When a mobile application is about to be installed on an Android phone, the mobile operating system asks the user to grant all permissions requested by the app. If the user refuses, they app is not installed but if the user agrees the user has no way or allowing only specific updates for that app later down the road.

This peculiar feature of Android has raised some security and privacy issues with some users as many apps use it to obtain permissions that relate bundled advertising. Recently, the Google Play app store also began grouping permission into categories instead of listing them individually. This makes it hard for user to determine exactly what permission they are granting.

An upcoming version of the Firefox mobile OS aims to provide users with greater control over application permissions. Code for Firefox OS 2.1 is expêcted to be completed this November, according to online technology publication PCWorld.com

In a recent blog, Frederik Braun, security engineer for Mozilla, cited another issue with so-called Alarms API that allows apps to get opened at a specific time. While there is nothing inherently bad alarm functions based on timezones, he said it is often hard for users to know what the app will do with this permission.

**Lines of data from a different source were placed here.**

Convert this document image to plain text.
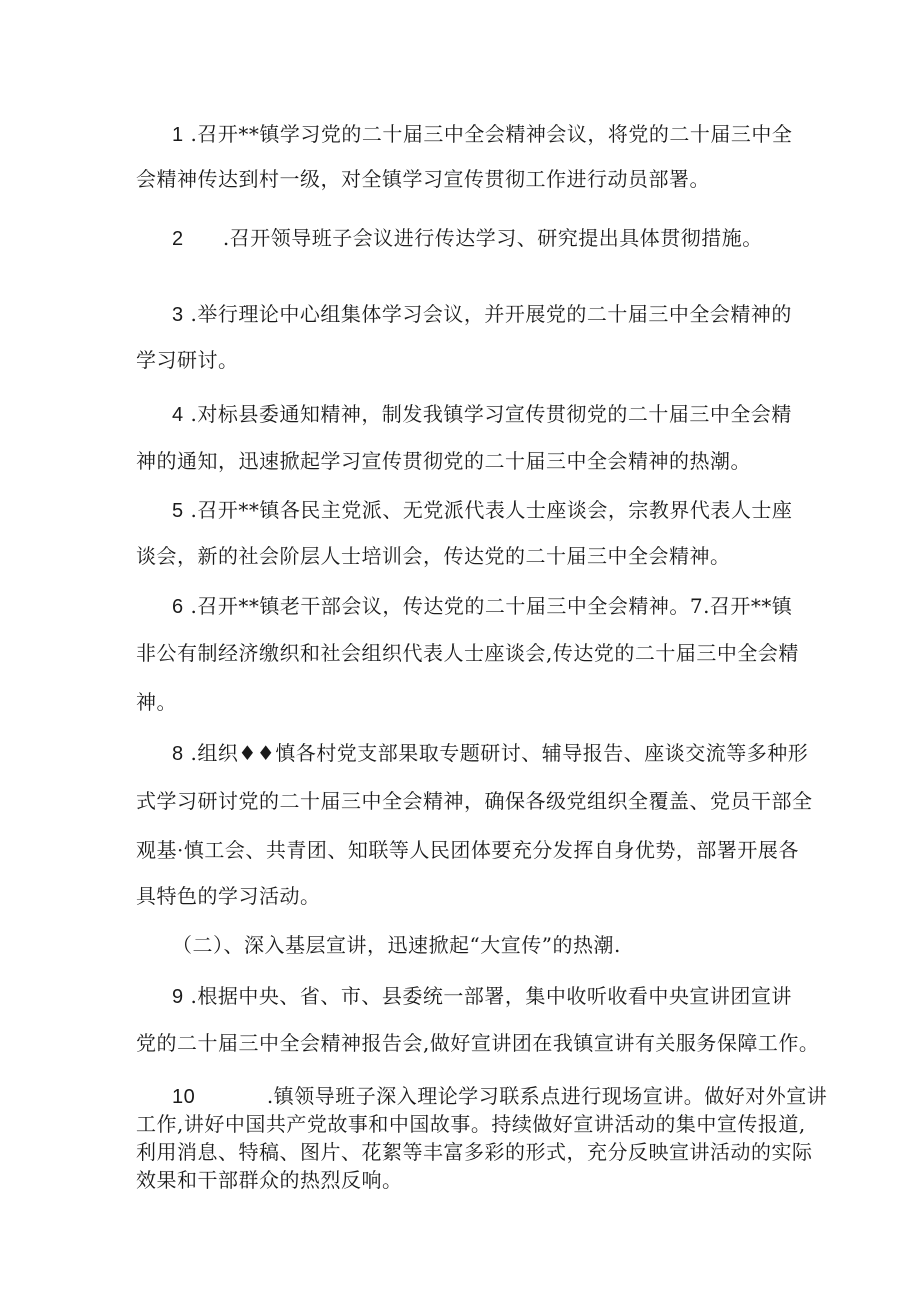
1 .召开**镇学习党的二十届三中全会精神会议，将党的二十届三中全
会精神传达到村一级，对全镇学习宣传贯彻工作进行动员部署。
2 .召开领导班子会议进行传达学习、研究提出具体贯彻措施。
3 .举行理论中心组集体学习会议，并开展党的二十届三中全会精神的
学习研讨。
4 .对标县委通知精神，制发我镇学习宣传贯彻党的二十届三中全会精
神的通知，迅速掀起学习宣传贯彻党的二十届三中全会精神的热潮。
5 .召开**镇各民主党派、无党派代表人士座谈会，宗教界代表人士座
谈会，新的社会阶层人士培训会，传达党的二十届三中全会精神。
6 .召开**镇老干部会议，传达党的二十届三中全会精神。7.召开**镇
非公有制经济缴织和社会组织代表人士座谈会,传达党的二十届三中全会精
神。
8 .组织♦♦慎各村党支部果取专题研讨、辅导报告、座谈交流等多种形
式学习研讨党的二十届三中全会精神，确保各级党组织全覆盖、党员干部全
观基·慎工会、共青团、知联等人民团体要充分发挥自身优势，部署开展各
具特色的学习活动。
（二）、深入基层宣讲，迅速掀起“大宣传”的热潮.
9 .根据中央、省、市、县委统一部署，集中收听收看中央宣讲团宣讲
党的二十届三中全会精神报告会,做好宣讲团在我镇宣讲有关服务保障工作。
10	.镇领导班子深入理论学习联系点进行现场宣讲。做好对外宣讲
工作,讲好中国共产党故事和中国故事。持续做好宣讲活动的集中宣传报道,
利用消息、特稿、图片、花絮等丰富多彩的形式，充分反映宣讲活动的实际
效果和干部群众的热烈反响。
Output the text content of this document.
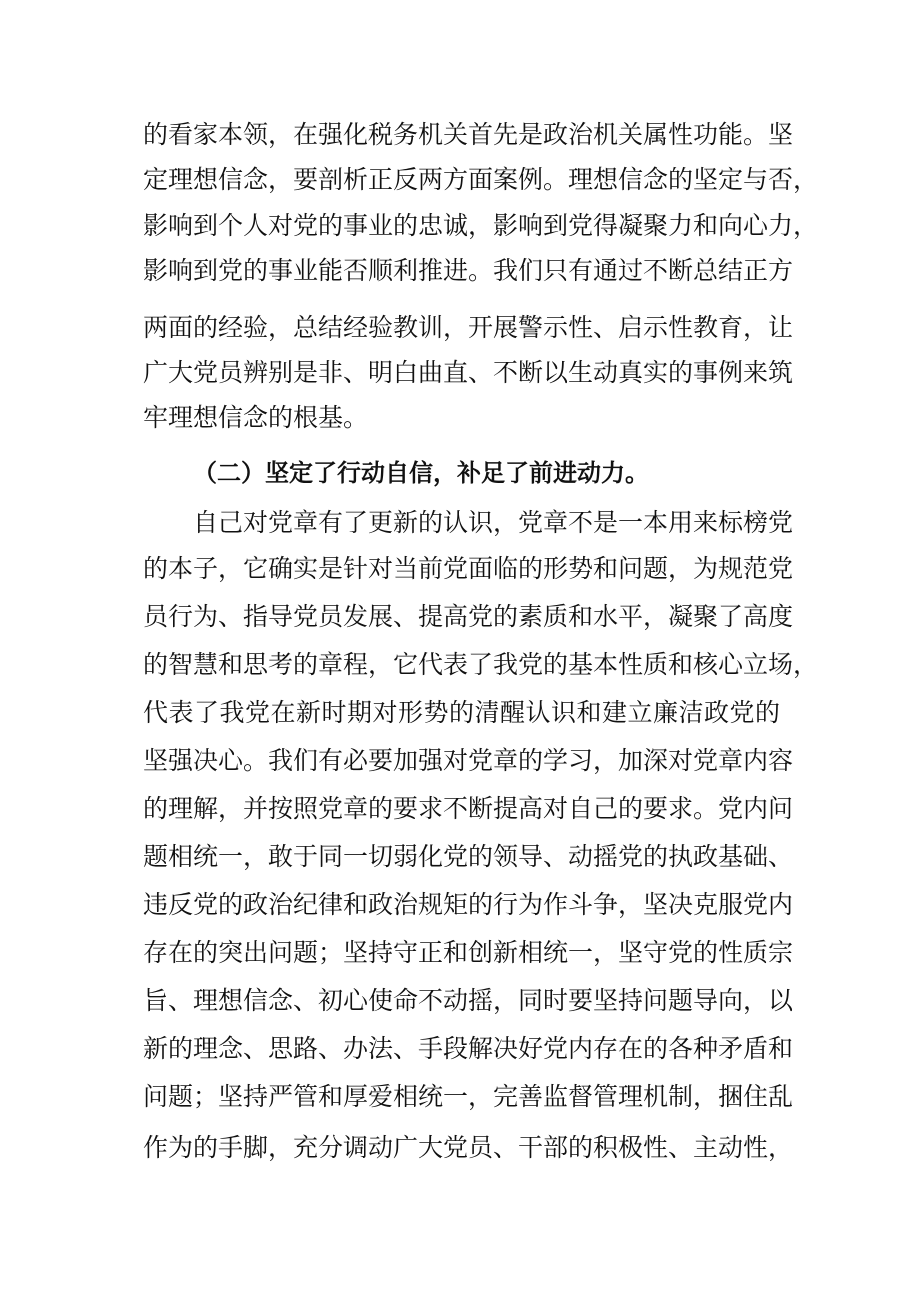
的看家本领，在强化税务机关首先是政治机关属性功能。坚
定理想信念，要剖析正反两方面案例。理想信念的坚定与否，
影响到个人对党的事业的忠诚，影响到党得凝聚力和向心力，
影响到党的事业能否顺利推进。我们只有通过不断总结正方
两面的经验，总结经验教训，开展警示性、启示性教育，让
广大党员辨别是非、明白曲直、不断以生动真实的事例来筑
牢理想信念的根基。
（二）坚定了行动自信，补足了前进动力。
自己对党章有了更新的认识，党章不是一本用来标榜党
的本子，它确实是针对当前党面临的形势和问题，为规范党
员行为、指导党员发展、提高党的素质和水平，凝聚了高度
的智慧和思考的章程，它代表了我党的基本性质和核心立场，
代表了我党在新时期对形势的清醒认识和建立廉洁政党的
坚强决心。我们有必要加强对党章的学习，加深对党章内容
的理解，并按照党章的要求不断提高对自己的要求。党内问
题相统一，敢于同一切弱化党的领导、动摇党的执政基础、
违反党的政治纪律和政治规矩的行为作斗争，坚决克服党内
存在的突出问题；坚持守正和创新相统一，坚守党的性质宗
旨、理想信念、初心使命不动摇，同时要坚持问题导向，以
新的理念、思路、办法、手段解决好党内存在的各种矛盾和
问题；坚持严管和厚爱相统一，完善监督管理机制，捆住乱
作为的手脚，充分调动广大党员、干部的积极性、主动性，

He said the OS will also feature a new developer setting called Verbose App Permissions that allows users to alter permission by application.

“The typical list in the Settings app will show you all the permissions an app has and allows you to set them to Allow, Prompt or Deny,” Bruan said. “This feature, however, only targets the Privileged apps.”

Braun said security model for Firefox OS 2.1 is based on contextual prompts.

“So for APIs that are understandable and human meaningful like geolocation, using the camera or recording audio, the OS will prompt the user,” he said. “You save & remember these choices and later revisit them in the Settings app under App Permissions. You may set them to Allow, Prompt or Deny.”